Parallel PowerShell Loops
I recently was tasked with building an automation that downloaded files from an AWS S3 bucket. The basics of the initial script was, build a list of objects to download based upon criteria, then loop through them to download them. Seems basic enough right?
Well... It was slow. In testing, after building the list of files it could take an hour or more to download all the files, which could have numbered in the thousands. Each file was relatively small, but the overhead of downloading so many small files added up pretty fast.
PowerShell 7 has been out for a while, and up until this project, I've never needed to use one of the new features it has. The feature in question being the parallel version of the foreach-object function. Now, in general, multi-threading in programming is a difficult concept, and can also be difficult to get working properly depending on the complexity of the issue at hand, but with fairly little tweaks to the script I was able get it working using this new feature, and after I was all done that 1 hour runtime decreased to about 5 minutes.
I'm not going to post a complete script here, as the script is very proprietary and the point I want to get across is the parallelism and how to accomplish it. Lets move on to the basics of the script:
First we need to build a list of objects that we are going to run other commands in parallel on.

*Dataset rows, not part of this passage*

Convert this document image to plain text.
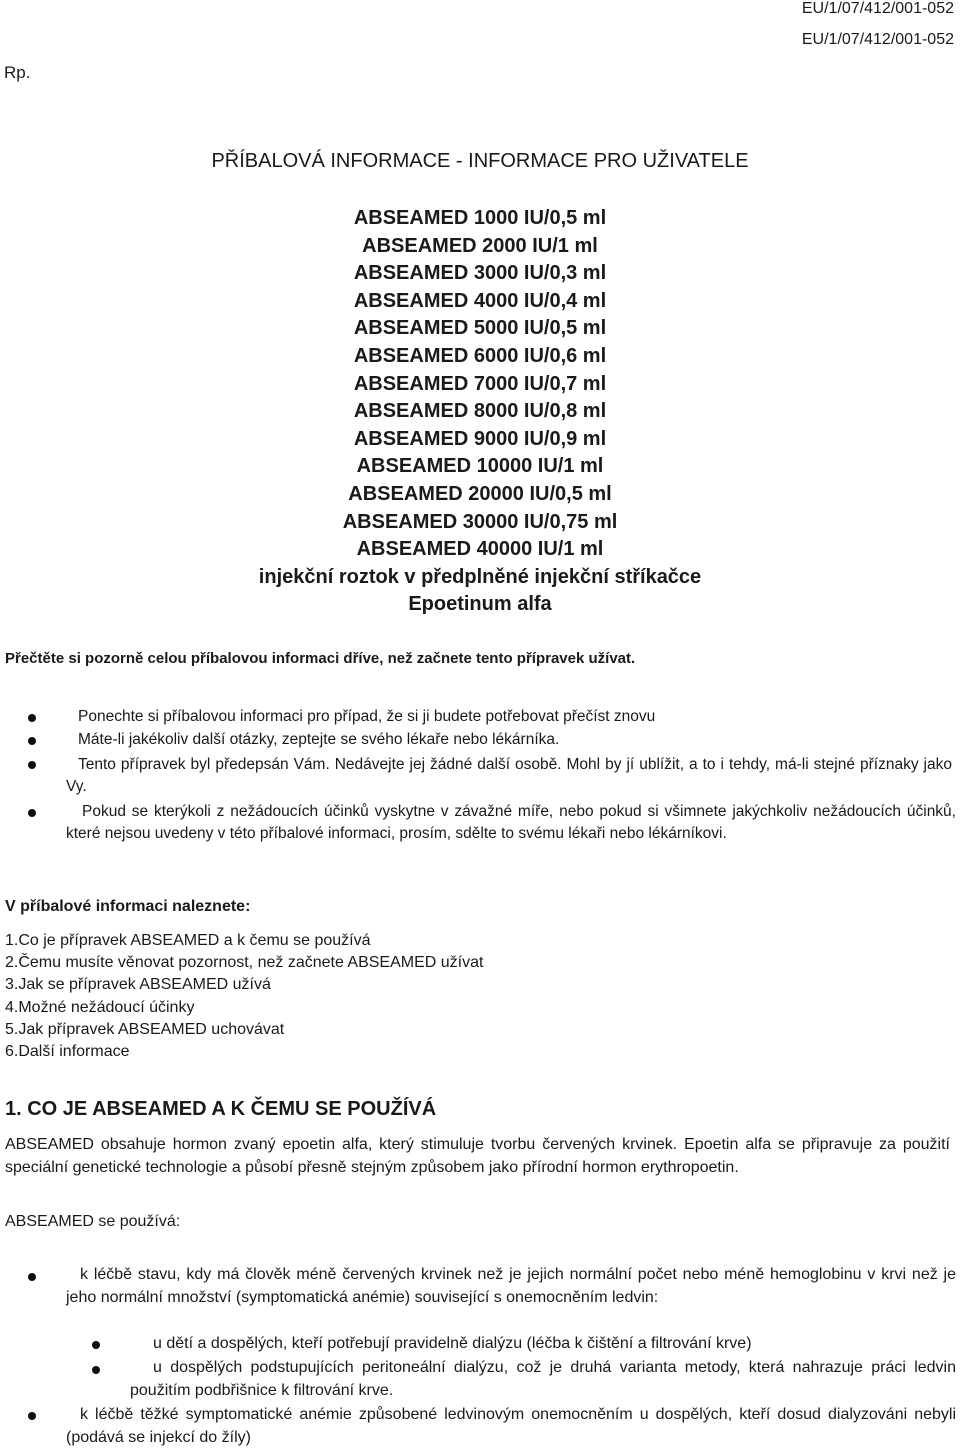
EU/1/07/412/001-052
EU/1/07/412/001-052
Rp.
PŘÍBALOVÁ INFORMACE - INFORMACE PRO UŽIVATELE
ABSEAMED 1000 IU/0,5 ml
ABSEAMED 2000 IU/1 ml
ABSEAMED 3000 IU/0,3 ml
ABSEAMED 4000 IU/0,4 ml
ABSEAMED 5000 IU/0,5 ml
ABSEAMED 6000 IU/0,6 ml
ABSEAMED 7000 IU/0,7 ml
ABSEAMED 8000 IU/0,8 ml
ABSEAMED 9000 IU/0,9 ml
ABSEAMED 10000 IU/1 ml
ABSEAMED 20000 IU/0,5 ml
ABSEAMED 30000 IU/0,75 ml
ABSEAMED 40000 IU/1 ml
injekční roztok v předplněné injekční stříkačce
Epoetinum alfa
Přečtěte si pozorně celou příbalovou informaci dříve, než začnete tento přípravek užívat.
Ponechte si příbalovou informaci pro případ, že si ji budete potřebovat přečíst znovu
Máte-li jakékoliv další otázky, zeptejte se svého lékaře nebo lékárníka.
Tento přípravek byl předepsán Vám. Nedávejte jej žádné další osobě. Mohl by jí ublížit, a to i tehdy, má-li stejné příznaky jako Vy.
Pokud se kterýkoli z nežádoucích účinků vyskytne v závažné míře, nebo pokud si všimnete jakýchkoliv nežádoucích účinků, které nejsou uvedeny v této příbalové informaci, prosím, sdělte to svému lékaři nebo lékárníkovi.
V příbalové informaci naleznete:
1.Co je přípravek ABSEAMED a k čemu se používá
2.Čemu musíte věnovat pozornost, než začnete ABSEAMED užívat
3.Jak se přípravek ABSEAMED užívá
4.Možné nežádoucí účinky
5.Jak přípravek ABSEAMED uchovávat
6.Další informace
1. CO JE ABSEAMED A K ČEMU SE POUŽÍVÁ
ABSEAMED obsahuje hormon zvaný epoetin alfa, který stimuluje tvorbu červených krvinek. Epoetin alfa se připravuje za použití speciální genetické technologie a působí přesně stejným způsobem jako přírodní hormon erythropoetin.
ABSEAMED se používá:
k léčbě stavu, kdy má člověk méně červených krvinek než je jejich normální počet nebo méně hemoglobinu v krvi než je jeho normální množství (symptomatická anémie) související s onemocněním ledvin:
u dětí a dospělých, kteří potřebují pravidelně dialýzu (léčba k čištění a filtrování krve)
u dospělých podstupujících peritoneální dialýzu, což je druhá varianta metody, která nahrazuje práci ledvin použitím podbřišnice k filtrování krve.
k léčbě těžké symptomatické anémie způsobené ledvinovým onemocněním u dospělých, kteří dosud dialyzováni nebyli (podává se injekcí do žíly)
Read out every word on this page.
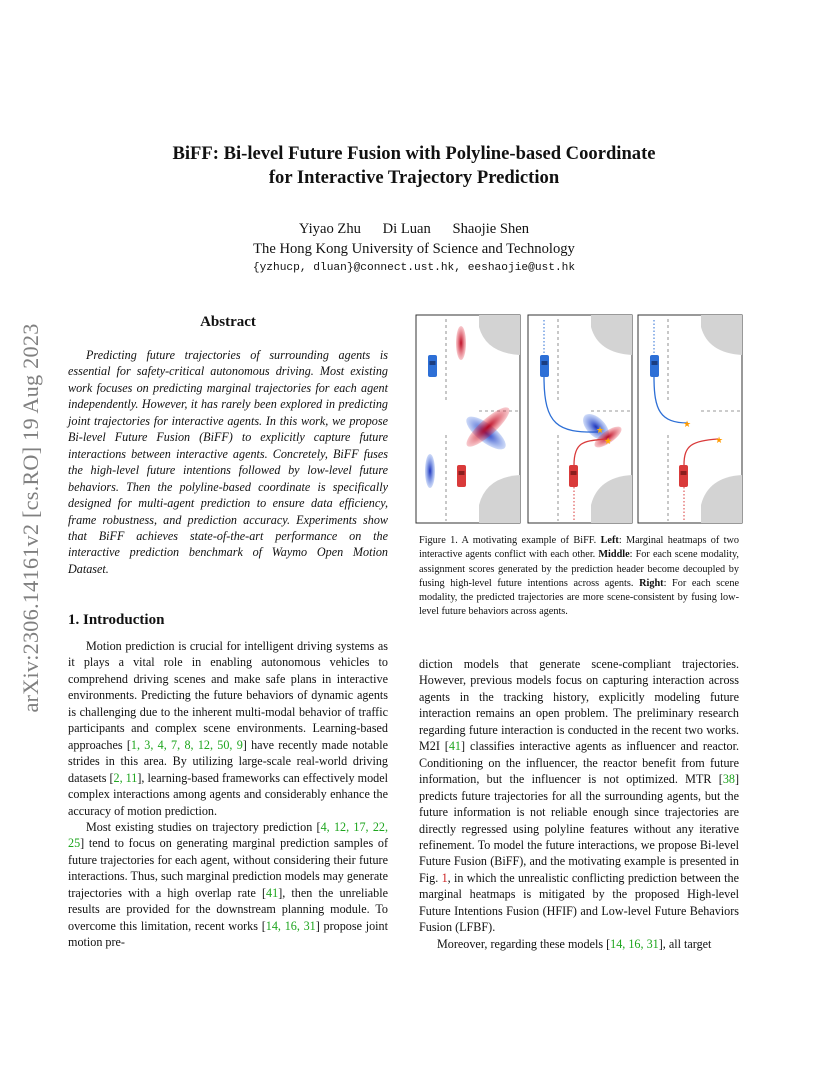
BiFF: Bi-level Future Fusion with Polyline-based Coordinate
for Interactive Trajectory Prediction
Yiyao Zhu Di Luan Shaojie Shen
The Hong Kong University of Science and Technology
{yzhucp, dluan}@connect.ust.hk, eeshaojie@ust.hk
arXiv:2306.14161v2 [cs.RO] 19 Aug 2023
Abstract
Predicting future trajectories of surrounding agents is essential for safety-critical autonomous driving. Most existing work focuses on predicting marginal trajectories for each agent independently. However, it has rarely been explored in predicting joint trajectories for interactive agents. In this work, we propose Bi-level Future Fusion (BiFF) to explicitly capture future interactions between interactive agents. Concretely, BiFF fuses the high-level future intentions followed by low-level future behaviors. Then the polyline-based coordinate is specifically designed for multi-agent prediction to ensure data efficiency, frame robustness, and prediction accuracy. Experiments show that BiFF achieves state-of-the-art performance on the interactive prediction benchmark of Waymo Open Motion Dataset.
1. Introduction

Motion prediction is crucial for intelligent driving systems as it plays a vital role in enabling autonomous vehicles to comprehend driving scenes and make safe plans in interactive environments. Predicting the future behaviors of dynamic agents is challenging due to the inherent multi-modal behavior of traffic participants and complex scene environments. Learning-based approaches [1, 3, 4, 7, 8, 12, 50, 9] have recently made notable strides in this area. By utilizing large-scale real-world driving datasets [2, 11], learning-based frameworks can effectively model complex interactions among agents and considerably enhance the accuracy of motion prediction.

Most existing studies on trajectory prediction [4, 12, 17, 22, 25] tend to focus on generating marginal prediction samples of future trajectories for each agent, without considering their future interactions. Thus, such marginal prediction models may generate trajectories with a high overlap rate [41], then the unreliable results are provided for the downstream planning module. To overcome this limitation, recent works [14, 16, 31] propose joint motion pre-

★
★
★
★
Figure 1. A motivating example of BiFF. Left: Marginal heatmaps of two interactive agents conflict with each other. Middle: For each scene modality, assignment scores generated by the prediction header become decoupled by fusing high-level future intentions across agents. Right: For each scene modality, the predicted trajectories are more scene-consistent by fusing low-level future behaviors across agents.

diction models that generate scene-compliant trajectories. However, previous models focus on capturing interaction across agents in the tracking history, explicitly modeling future interaction remains an open problem. The preliminary research regarding future interaction is conducted in the recent two works. M2I [41] classifies interactive agents as influencer and reactor. Conditioning on the influencer, the reactor benefit from future information, but the influencer is not optimized. MTR [38] predicts future trajectories for all the surrounding agents, but the future information is not reliable enough since trajectories are directly regressed using polyline features without any iterative refinement. To model the future interactions, we propose Bi-level Future Fusion (BiFF), and the motivating example is presented in Fig. 1, in which the unrealistic conflicting prediction between the marginal heatmaps is mitigated by the proposed High-level Future Intentions Fusion (HFIF) and Low-level Future Behaviors Fusion (LFBF).

Moreover, regarding these models [14, 16, 31], all target
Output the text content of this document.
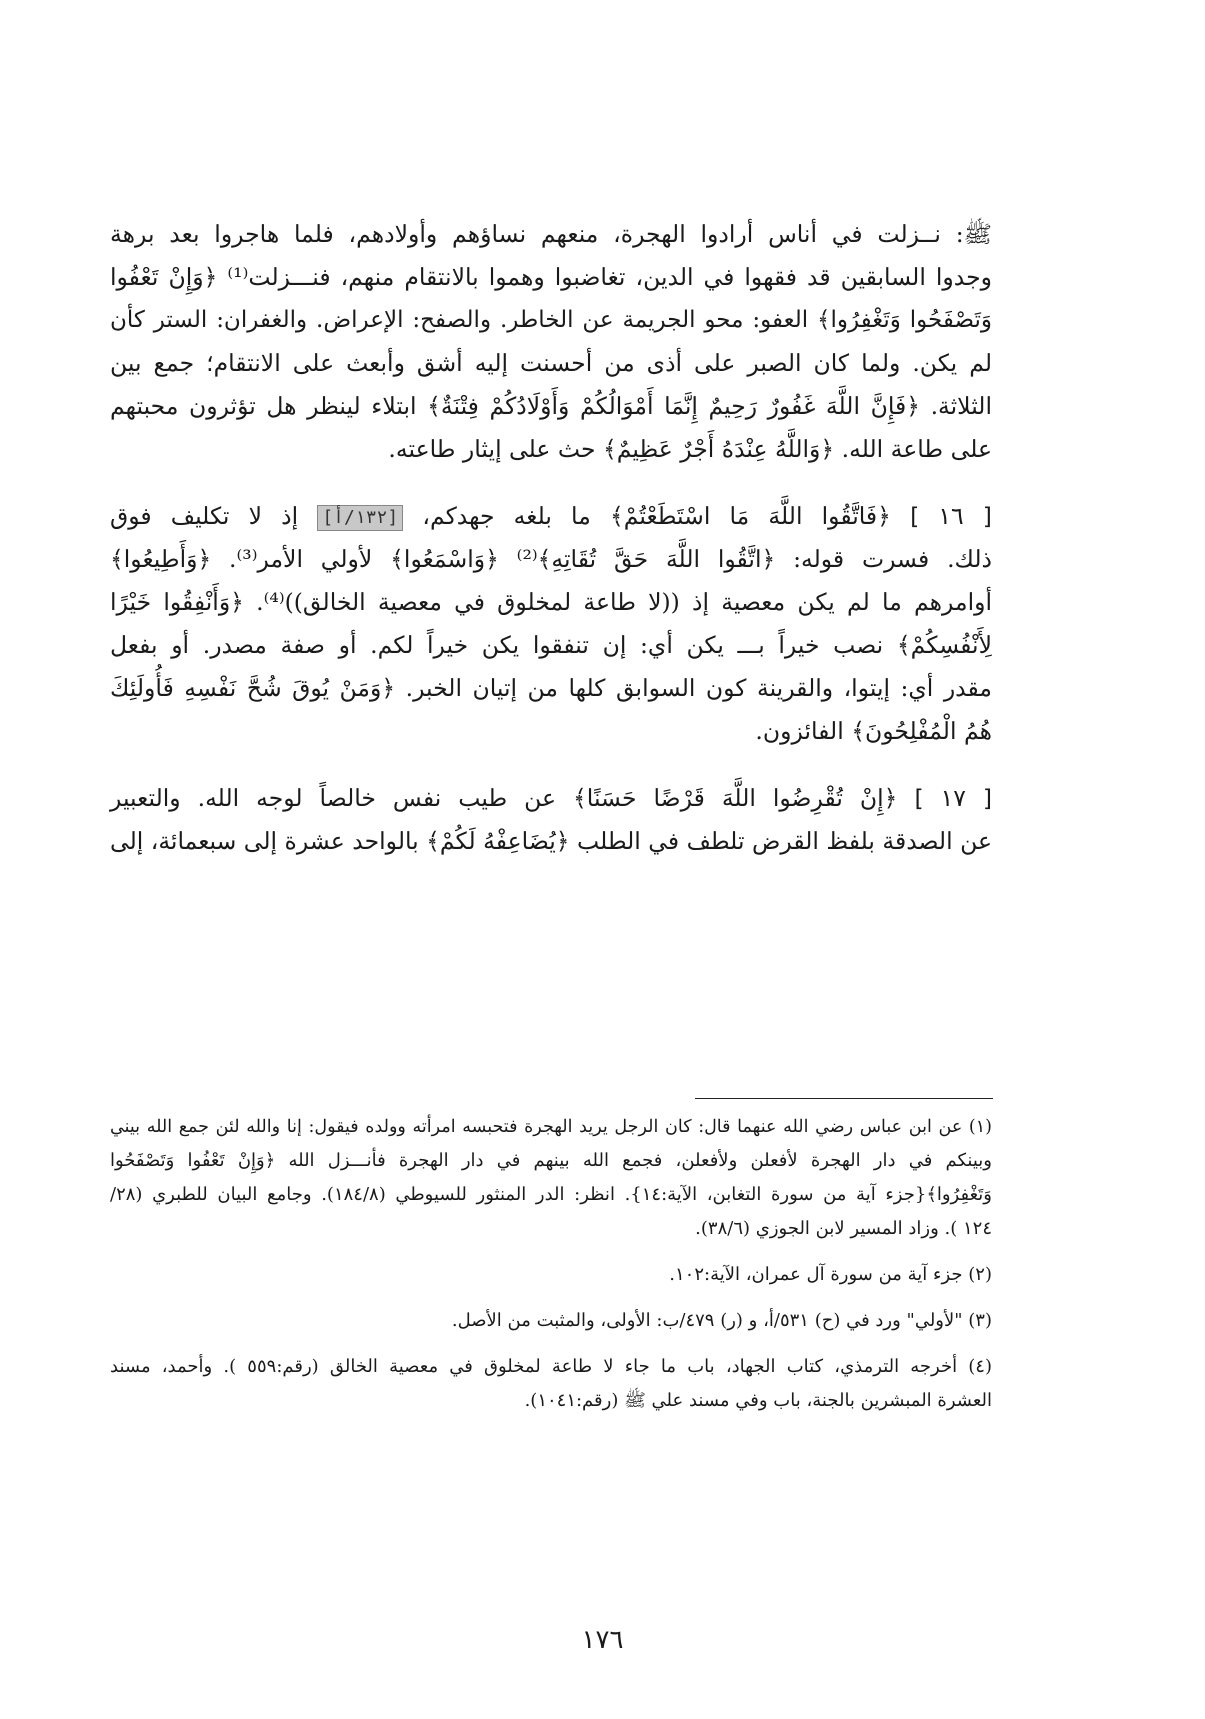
ﷺ: نــزلت في أناس أرادوا الهجرة، منعهم نساؤهم وأولادهم، فلما هاجروا بعد برهة
وجدوا السابقين قد فقهوا في الدين، تغاضبوا وهموا بالانتقام منهم، فنـــزلت⁽¹⁾ ﴿وَإِنْ تَعْفُوا
وَتَصْفَحُوا وَتَغْفِرُوا﴾ العفو: محو الجريمة عن الخاطر. والصفح: الإعراض. والغفران: الستر كأن
لم يكن. ولما كان الصبر على أذى من أحسنت إليه أشق وأبعث على الانتقام؛ جمع بين
الثلاثة. ﴿فَإِنَّ اللَّهَ غَفُورٌ رَحِيمٌ إِنَّمَا أَمْوَالُكُمْ وَأَوْلَادُكُمْ فِتْنَةٌ﴾ ابتلاء لينظر هل تؤثرون محبتهم
على طاعة الله. ﴿وَاللَّهُ عِنْدَهُ أَجْرٌ عَظِيمٌ﴾ حث على إيثار طاعته.

[ ١٦ ] ﴿فَاتَّقُوا اللَّهَ مَا اسْتَطَعْتُمْ﴾ ما بلغه جهدكم، [١٣٢/أ] إذ لا تكليف فوق
ذلك. فسرت قوله: ﴿اتَّقُوا اللَّهَ حَقَّ تُقَاتِهِ﴾⁽²⁾ ﴿وَاسْمَعُوا﴾ لأولي الأمر⁽³⁾. ﴿وَأَطِيعُوا﴾
أوامرهم ما لم يكن معصية إذ ((لا طاعة لمخلوق في معصية الخالق))⁽⁴⁾. ﴿وَأَنْفِقُوا خَيْرًا
لِأَنْفُسِكُمْ﴾ نصب خيراً بـــ يكن أي: إن تنفقوا يكن خيراً لكم. أو صفة مصدر. أو بفعل
مقدر أي: إيتوا، والقرينة كون السوابق كلها من إتيان الخبر. ﴿وَمَنْ يُوقَ شُحَّ نَفْسِهِ فَأُولَئِكَ
هُمُ الْمُفْلِحُونَ﴾ الفائزون.

[ ١٧ ] ﴿إِنْ تُقْرِضُوا اللَّهَ قَرْضًا حَسَنًا﴾ عن طيب نفس خالصاً لوجه الله. والتعبير
عن الصدقة بلفظ القرض تلطف في الطلب ﴿يُضَاعِفْهُ لَكُمْ﴾ بالواحد عشرة إلى سبعمائة، إلى

(١) عن ابن عباس رضي الله عنهما قال: كان الرجل يريد الهجرة فتحبسه امرأته وولده فيقول: إنا والله لئن جمع الله بيني
وبينكم في دار الهجرة لأفعلن ولأفعلن، فجمع الله بينهم في دار الهجرة فأنـــزل الله ﴿وَإِنْ تَعْفُوا وَتَصْفَحُوا
وَتَغْفِرُوا﴾{جزء آية من سورة التغابن، الآية:١٤}. انظر: الدر المنثور للسيوطي (١٨٤/٨). وجامع البيان للطبري (٢٨/
١٢٤ ). وزاد المسير لابن الجوزي (٣٨/٦).

(٢) جزء آية من سورة آل عمران، الآية:١٠٢.

(٣) "لأولي" ورد في (ح) ٥٣١/أ، و (ر) ٤٧٩/ب: الأولى، والمثبت من الأصل.

(٤) أخرجه الترمذي، كتاب الجهاد، باب ما جاء لا طاعة لمخلوق في معصية الخالق (رقم:٥٥٩ ). وأحمد، مسند
العشرة المبشرين بالجنة، باب وفي مسند علي ﷺ (رقم:١٠٤١).

١٧٦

$objects=get-s3object -bucketname $bucket -keyprefix $prefix|where $_.key -match $criteria
Now, in a linear script we would use:
foreach($object in $objects){
read-s3object -bucketname $bucket -key $object.key -file "$object.filename" |out-null
}
But since this needs to work in parallel we use:
$objects|foreach-object -parallel {
#do stuff
} -throttlelimit 16
Now for the caveats... Since it spawns a distinct thread, variables declared outside of the thread don't work the same way as variables spawned inside of the thread. Previously defined variables can be read with the keyword using
as such:
$objects|foreach-object -parallel {
$internalVariable=$using:externalVariable
read-s3object -bucketname $using:bucket -key $_.key -file "$_.filename" |out-null
} -throttlelimit 16
Also it's important to note that since the $objects are passed in via the pipeline, you'd use $_
as the variable to access the object itself, which otherwise behaves normally.
One last thing to point out in my script example, by default the throttle limit is set to 5. This number can be important as setting it to more than the number of cores available to a system doesn't effectively end up providing a benefit since the processor would max out the number of cores available and then run the overflow in series anyway.
There are also cases where running things in parallel would take longer as there is an overhead for running things in parallel since PowerShell has to instantiate a new runspace for each thread. In other words, trivial tasks in parallel like a simple math computation or string manipulation could increase the time it takes if you try to just do that in parallel. So if you are going to utilize parallelism, to be effective it actually needs to do something complex or time consuming.